Of course, the danger of writing a book like this is that the author is sure to be judged by his own criteria. And one must ask if Caird is not reading back into the biblical texts current views concerning Hebrew beliefs of life after death when he asserts that during most of the Old Testament period ‘the Hebrew people had no belief in an after-life’ (p. 244)? And does one really have no difficulty at all in identifying Daniel’s sea from which the four beasts emerge as ‘the cosmic ocean of the creation myth’? (p. 228). And when Caird insists on the importance of accepting what a passage clearly purports to say rather than finding some alternative account of ‘what really happened’ why insist that the rending of the temple curtain is figurative only (p. 185; a judgment which Caird appears to regret at p. 217)?
Here is an important book, a book to read in gentle sips rather than huge draughts. The hardback at £18 is out of my reach (I told the publisher so) but the paperback at £5.95 is a must. You may well have reason to disagree with some of Caird’s propositions but this is a book from which the serious student cannot fail to profit.

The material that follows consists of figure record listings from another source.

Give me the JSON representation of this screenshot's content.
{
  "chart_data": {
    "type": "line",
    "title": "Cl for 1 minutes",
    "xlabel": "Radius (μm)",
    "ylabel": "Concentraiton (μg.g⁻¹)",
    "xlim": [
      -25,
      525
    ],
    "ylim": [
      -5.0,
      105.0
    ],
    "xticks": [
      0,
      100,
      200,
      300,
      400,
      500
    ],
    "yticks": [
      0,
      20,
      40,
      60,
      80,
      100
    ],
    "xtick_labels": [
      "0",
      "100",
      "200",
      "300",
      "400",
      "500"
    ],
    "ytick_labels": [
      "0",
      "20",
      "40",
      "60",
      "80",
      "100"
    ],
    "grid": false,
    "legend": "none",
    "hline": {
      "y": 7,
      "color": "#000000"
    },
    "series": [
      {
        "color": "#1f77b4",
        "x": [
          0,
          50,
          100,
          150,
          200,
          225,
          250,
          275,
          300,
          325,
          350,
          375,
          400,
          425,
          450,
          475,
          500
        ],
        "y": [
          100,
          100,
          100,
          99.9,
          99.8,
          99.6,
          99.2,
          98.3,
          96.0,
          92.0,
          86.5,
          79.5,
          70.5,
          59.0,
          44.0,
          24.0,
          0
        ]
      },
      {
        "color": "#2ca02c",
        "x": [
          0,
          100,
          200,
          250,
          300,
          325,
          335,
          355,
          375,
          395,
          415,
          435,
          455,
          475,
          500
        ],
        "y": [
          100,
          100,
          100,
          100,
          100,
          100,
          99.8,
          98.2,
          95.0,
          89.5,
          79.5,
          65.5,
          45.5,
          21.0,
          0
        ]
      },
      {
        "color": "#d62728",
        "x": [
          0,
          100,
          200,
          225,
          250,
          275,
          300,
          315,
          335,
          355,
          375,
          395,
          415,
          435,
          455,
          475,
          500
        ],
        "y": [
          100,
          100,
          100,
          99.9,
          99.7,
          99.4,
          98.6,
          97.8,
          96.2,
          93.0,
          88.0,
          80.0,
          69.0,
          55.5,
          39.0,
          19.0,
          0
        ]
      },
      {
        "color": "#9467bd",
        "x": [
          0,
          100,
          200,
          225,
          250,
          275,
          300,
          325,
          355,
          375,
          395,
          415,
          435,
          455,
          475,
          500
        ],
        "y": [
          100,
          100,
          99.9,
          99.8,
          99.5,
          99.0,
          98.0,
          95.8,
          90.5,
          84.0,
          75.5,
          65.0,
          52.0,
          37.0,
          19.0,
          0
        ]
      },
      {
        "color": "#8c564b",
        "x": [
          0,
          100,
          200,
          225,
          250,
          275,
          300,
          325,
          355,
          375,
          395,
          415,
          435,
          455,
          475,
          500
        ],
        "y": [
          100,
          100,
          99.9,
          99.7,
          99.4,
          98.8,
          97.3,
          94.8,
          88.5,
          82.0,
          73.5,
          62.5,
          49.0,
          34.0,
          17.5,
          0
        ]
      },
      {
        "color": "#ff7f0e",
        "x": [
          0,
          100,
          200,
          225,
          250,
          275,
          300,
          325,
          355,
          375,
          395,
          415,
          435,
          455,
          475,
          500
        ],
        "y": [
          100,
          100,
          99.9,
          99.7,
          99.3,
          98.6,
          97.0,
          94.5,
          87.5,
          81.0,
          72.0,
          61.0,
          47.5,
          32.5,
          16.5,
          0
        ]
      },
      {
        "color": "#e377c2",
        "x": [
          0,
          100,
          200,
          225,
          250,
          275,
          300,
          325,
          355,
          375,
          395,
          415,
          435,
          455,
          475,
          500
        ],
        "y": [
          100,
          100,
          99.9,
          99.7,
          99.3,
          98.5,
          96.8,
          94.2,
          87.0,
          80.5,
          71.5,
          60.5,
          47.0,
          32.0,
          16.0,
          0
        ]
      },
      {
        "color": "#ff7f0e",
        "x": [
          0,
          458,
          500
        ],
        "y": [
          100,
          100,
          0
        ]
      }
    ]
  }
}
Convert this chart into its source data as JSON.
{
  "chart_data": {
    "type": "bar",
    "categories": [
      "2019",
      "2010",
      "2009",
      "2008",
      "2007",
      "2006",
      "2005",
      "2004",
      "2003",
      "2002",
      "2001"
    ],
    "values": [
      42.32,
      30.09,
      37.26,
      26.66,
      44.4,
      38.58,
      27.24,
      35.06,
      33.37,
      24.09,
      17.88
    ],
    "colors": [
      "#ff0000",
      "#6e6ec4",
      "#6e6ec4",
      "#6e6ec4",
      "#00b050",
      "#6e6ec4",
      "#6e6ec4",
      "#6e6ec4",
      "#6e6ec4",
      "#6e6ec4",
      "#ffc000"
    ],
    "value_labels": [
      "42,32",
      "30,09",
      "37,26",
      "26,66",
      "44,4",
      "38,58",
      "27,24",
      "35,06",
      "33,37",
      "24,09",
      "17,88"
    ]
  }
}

And yet one is tempted to ask why it is that ordinary Christians, the non-academic but thoughtful Christians, have said the kind of things that Caird is saying, raised the same kind of objections to the cavalier treatment of the text by scholars, as Caird has raised without making any impact? Ah well! Our hearty thanks to Professor Caird for a book that will enrich our reading for a long time to come.